New York, 5 gennaio 2026 – Wall Street parte con il botto nel 2026, toccando un nuovo record storico. Il Dow Jones ha superato per la prima volta la soglia dei 49.000 punti, chiudendo a 49.051,45, con un rialzo dell’1,37%. In scia, il Nasdaq ha messo a segno un +0,98% a 23.463,56 punti, mentre lo S&P 500 ha chiuso a 6.913,51 punti, guadagnando lo 0,80%. Un avvio che, secondo gli esperti di Morgan Stanley, mostra come gli investitori credano ancora nella forza dell’economia americana, soprattutto nei settori dell’energia e della tecnologia.
Petrolio in rally: le big Usa puntano su Venezuela
A spingere i mercati sono state soprattutto le grandi compagnie petrolifere americane, entusiaste dopo le ultime novità in Venezuela. Nel fine settimana, un blitz degli Stati Uniti ha portato alla rimozione di Nicolás Maduro, secondo quanto riferito da fonti diplomatiche di Washington. I titoli legati al petrolio hanno subito reagito: Chevron ha guadagnato il 6,3%, mentre Halliburton e Valero hanno chiuso con rialzi oltre il 7%. L’indice energia dello S&P 500 ha messo a segno un +2,6%, il miglior risultato da luglio scorso.

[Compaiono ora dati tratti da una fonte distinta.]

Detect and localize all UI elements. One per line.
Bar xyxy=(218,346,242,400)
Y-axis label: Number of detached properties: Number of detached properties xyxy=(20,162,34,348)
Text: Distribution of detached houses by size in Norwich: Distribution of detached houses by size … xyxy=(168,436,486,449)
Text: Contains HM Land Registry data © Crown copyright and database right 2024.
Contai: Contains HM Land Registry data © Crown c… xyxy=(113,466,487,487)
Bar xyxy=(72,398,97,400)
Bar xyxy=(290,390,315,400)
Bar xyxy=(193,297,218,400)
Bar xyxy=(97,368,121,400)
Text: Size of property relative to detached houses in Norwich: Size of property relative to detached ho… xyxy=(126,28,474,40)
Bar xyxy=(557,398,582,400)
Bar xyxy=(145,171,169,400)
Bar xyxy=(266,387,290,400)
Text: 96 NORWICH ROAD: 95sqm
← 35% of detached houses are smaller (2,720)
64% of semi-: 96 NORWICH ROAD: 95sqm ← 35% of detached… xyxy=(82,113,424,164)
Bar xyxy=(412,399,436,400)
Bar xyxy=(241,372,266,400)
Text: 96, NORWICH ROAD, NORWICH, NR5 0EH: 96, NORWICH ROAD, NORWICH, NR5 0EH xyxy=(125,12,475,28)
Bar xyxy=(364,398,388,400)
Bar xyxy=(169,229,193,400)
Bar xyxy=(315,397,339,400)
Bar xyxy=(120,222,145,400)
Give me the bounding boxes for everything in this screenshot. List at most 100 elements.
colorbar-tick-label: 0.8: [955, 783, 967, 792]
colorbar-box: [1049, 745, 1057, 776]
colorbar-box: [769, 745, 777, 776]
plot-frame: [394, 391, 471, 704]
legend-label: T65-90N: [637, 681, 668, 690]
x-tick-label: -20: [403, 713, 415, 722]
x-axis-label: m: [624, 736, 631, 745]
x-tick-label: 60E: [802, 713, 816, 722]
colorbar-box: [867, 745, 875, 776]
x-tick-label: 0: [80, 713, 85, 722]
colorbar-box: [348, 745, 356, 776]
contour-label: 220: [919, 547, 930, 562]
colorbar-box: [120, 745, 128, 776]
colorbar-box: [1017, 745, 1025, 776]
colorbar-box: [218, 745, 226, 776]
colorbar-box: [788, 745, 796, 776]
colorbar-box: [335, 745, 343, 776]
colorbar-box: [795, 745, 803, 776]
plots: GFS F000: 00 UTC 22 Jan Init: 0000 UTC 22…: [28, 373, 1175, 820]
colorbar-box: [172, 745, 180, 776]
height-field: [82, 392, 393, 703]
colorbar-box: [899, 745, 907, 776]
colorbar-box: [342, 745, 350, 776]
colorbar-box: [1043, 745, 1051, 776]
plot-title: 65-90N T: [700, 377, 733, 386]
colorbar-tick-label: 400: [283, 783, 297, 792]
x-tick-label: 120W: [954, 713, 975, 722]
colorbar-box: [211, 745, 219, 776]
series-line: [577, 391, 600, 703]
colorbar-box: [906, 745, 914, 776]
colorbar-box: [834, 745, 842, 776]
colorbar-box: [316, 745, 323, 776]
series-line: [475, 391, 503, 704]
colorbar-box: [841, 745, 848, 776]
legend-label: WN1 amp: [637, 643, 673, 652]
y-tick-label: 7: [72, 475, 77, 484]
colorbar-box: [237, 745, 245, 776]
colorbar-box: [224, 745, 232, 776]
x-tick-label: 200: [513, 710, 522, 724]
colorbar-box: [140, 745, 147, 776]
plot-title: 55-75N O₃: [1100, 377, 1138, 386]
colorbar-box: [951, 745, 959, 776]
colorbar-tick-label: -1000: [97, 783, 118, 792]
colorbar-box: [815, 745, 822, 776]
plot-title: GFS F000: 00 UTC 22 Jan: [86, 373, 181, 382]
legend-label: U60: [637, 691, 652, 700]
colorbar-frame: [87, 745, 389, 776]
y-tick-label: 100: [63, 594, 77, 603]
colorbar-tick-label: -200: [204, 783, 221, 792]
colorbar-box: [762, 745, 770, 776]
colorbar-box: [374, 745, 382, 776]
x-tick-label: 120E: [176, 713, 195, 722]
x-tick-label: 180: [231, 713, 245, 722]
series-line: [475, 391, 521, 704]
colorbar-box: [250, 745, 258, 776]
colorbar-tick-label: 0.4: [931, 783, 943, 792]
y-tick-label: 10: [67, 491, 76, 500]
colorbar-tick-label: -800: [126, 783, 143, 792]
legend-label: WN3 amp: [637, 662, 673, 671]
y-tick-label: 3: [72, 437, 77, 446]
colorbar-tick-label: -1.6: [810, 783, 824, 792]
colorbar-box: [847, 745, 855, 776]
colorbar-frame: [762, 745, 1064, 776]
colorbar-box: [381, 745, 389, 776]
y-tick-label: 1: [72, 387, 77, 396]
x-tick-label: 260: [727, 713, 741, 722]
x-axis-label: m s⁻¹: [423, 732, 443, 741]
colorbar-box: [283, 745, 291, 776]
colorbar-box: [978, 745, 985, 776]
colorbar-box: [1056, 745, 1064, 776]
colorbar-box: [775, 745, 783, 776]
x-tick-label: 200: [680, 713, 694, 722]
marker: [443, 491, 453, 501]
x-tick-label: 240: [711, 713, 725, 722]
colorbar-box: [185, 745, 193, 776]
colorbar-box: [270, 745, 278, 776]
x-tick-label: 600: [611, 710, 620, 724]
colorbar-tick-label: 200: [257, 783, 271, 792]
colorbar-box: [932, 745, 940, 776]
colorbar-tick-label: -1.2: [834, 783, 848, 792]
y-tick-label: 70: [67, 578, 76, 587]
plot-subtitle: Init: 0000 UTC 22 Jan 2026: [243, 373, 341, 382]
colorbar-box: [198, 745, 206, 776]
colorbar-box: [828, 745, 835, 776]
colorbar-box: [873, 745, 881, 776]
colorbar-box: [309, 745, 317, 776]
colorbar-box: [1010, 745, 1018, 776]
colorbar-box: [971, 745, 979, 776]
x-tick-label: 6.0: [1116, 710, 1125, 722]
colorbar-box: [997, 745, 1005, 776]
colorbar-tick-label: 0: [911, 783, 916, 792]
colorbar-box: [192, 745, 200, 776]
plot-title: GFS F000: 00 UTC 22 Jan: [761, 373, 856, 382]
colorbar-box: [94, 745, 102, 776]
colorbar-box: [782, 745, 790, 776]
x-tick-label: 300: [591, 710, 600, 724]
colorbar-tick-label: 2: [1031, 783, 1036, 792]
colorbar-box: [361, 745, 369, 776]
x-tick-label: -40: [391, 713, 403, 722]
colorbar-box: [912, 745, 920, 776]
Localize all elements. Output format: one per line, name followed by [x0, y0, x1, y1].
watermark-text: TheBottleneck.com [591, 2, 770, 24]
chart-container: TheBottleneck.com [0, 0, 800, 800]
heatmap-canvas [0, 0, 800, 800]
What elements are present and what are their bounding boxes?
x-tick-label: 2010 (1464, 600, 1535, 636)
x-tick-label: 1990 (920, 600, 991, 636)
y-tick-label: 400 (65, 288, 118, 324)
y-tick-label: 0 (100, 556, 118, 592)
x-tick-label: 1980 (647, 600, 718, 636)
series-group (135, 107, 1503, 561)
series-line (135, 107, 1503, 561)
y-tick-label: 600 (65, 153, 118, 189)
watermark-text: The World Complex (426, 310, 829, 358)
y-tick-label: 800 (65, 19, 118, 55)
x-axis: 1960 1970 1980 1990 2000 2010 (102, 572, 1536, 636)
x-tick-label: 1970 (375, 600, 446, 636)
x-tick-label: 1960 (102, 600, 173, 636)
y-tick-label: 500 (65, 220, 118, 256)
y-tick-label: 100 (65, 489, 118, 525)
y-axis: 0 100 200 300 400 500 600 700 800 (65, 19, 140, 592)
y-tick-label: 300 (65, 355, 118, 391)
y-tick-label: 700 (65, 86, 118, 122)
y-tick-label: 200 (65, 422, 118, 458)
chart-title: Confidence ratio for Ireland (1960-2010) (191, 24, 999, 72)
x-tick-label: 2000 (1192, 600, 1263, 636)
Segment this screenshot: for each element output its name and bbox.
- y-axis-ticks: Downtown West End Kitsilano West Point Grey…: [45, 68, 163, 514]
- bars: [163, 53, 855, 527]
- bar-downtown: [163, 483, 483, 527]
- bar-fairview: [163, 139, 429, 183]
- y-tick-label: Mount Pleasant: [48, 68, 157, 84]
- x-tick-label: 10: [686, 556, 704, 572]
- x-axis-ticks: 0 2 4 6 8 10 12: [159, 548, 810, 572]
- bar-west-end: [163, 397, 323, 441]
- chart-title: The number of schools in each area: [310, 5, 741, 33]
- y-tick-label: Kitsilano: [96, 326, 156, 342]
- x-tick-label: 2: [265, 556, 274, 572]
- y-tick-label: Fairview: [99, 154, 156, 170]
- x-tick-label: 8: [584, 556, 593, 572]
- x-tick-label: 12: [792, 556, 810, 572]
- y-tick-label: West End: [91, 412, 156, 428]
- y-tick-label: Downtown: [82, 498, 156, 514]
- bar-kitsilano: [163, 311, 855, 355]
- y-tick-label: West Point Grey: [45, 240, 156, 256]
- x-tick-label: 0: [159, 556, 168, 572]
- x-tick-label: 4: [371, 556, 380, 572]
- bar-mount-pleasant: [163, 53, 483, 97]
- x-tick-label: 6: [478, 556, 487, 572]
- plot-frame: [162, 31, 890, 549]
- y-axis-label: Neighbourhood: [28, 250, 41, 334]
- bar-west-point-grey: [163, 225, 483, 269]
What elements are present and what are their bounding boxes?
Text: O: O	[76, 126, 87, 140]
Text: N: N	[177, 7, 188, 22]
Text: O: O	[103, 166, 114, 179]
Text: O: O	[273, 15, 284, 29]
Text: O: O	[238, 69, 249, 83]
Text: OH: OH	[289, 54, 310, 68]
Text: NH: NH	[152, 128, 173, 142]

Il petrolio venezuelano torna così a giocare un ruolo chiave nelle scelte di approvvigionamento a livello mondiale. Il prezzo del WTI si è stabilizzato poco sopra i 58 dollari al barile, mentre il Brent ha superato i 61 dollari. “Il mercato sta scontando una possibile riapertura delle esportazioni venezuelane”, ha detto un trader della NYMEX.
Borse europee positive, Milano spicca con Leonardo
Anche in Europa si è respirato un clima positivo, senza scossoni eccessivi. L’indice paneuropeo Stoxx 600 ha guadagnato mezzo punto percentuale, sostenuto dai titoli tecnologici e industriali, in particolare quelli legati alla difesa. A Milano, il Ftse Mib ha chiuso a 45.706 punti (+0,72%), con il traino di Leonardo (+5,9%) e Fincantieri. Bene anche i titoli energetici: Tenaris ha guadagnato il 4,45%, Saipem il 3,6%.
A Francoforte il Dax ha segnato +0,81%, mentre Madrid e Londra hanno chiuso con un +0,27%. Più debole Parigi, rimasta praticamente invariata. “Il clima resta cauto ma costruttivo”, ha commentato un gestore di Société Générale.
Gas in calo ad Amsterdam, euro perde terreno sul dollaro
Sul fronte dell’energia, il prezzo del gas naturale ha registrato un netto calo. Ad Amsterdam i contratti Ttf hanno perso oltre il 6%, fermandosi a 27 euro al megawattora. Il calo deriva sia dalla concorrenza delle forniture americane sia dalle previsioni di temperature più miti in Europa nelle prossime settimane.
Sul mercato delle valute, l’euro si è indebolito rispetto al dollaro, passando a 1,1678. “Il differenziale dei tassi di interesse continua a favorire gli Stati Uniti”, ha spiegato un analista di Commerzbank.
Metalli preziosi e rame in volata
Tra i metalli preziosi, l’argento ha superato i 76 dollari l’oncia, mentre l’oro, pur in lieve calo, resta su livelli da record a 4.422 dollari. Ma è il rame a catturare l’attenzione: per la prima volta ha toccato quota 13.000 dollari a tonnellata a Londra, dopo aver chiuso la settimana scorsa a 12.600. Un balzo che porta il guadagno annuale al +42%, il migliore dal 2009.
Secondo gli operatori della LME (London Metal Exchange), la corsa del rame è spinta da una domanda globale in crescita, dai data center alle batterie per auto elettriche, e da una serie di problemi nell’offerta. L’ultimo riguarda uno sciopero nella miniera di Mantoverde in Cile. “La tensione sulle forniture si fa sentire”, ha ammesso un trader londinese.
Titoli di Stato, lo spread Btp-Bund scende ai minimi
Nel mercato obbligazionario, i rendimenti dei titoli di Stato sono rimasti stabili o in leggero calo. Il decennale italiano si attesta al 3,58%, vicino al livello dell’Oat francese. Il Bund tedesco rende il 2,88%. Lo spread tra Btp e Bund si è ristretto fino a 70 punti base.
In sintesi, la prima settimana del 2026 si chiude con mercati finanziari vivaci e segnali di fiducia tra gli investitori. Ma all’orizzonte restano le incognite legate alla geopolitica e alle tensioni sulle materie prime.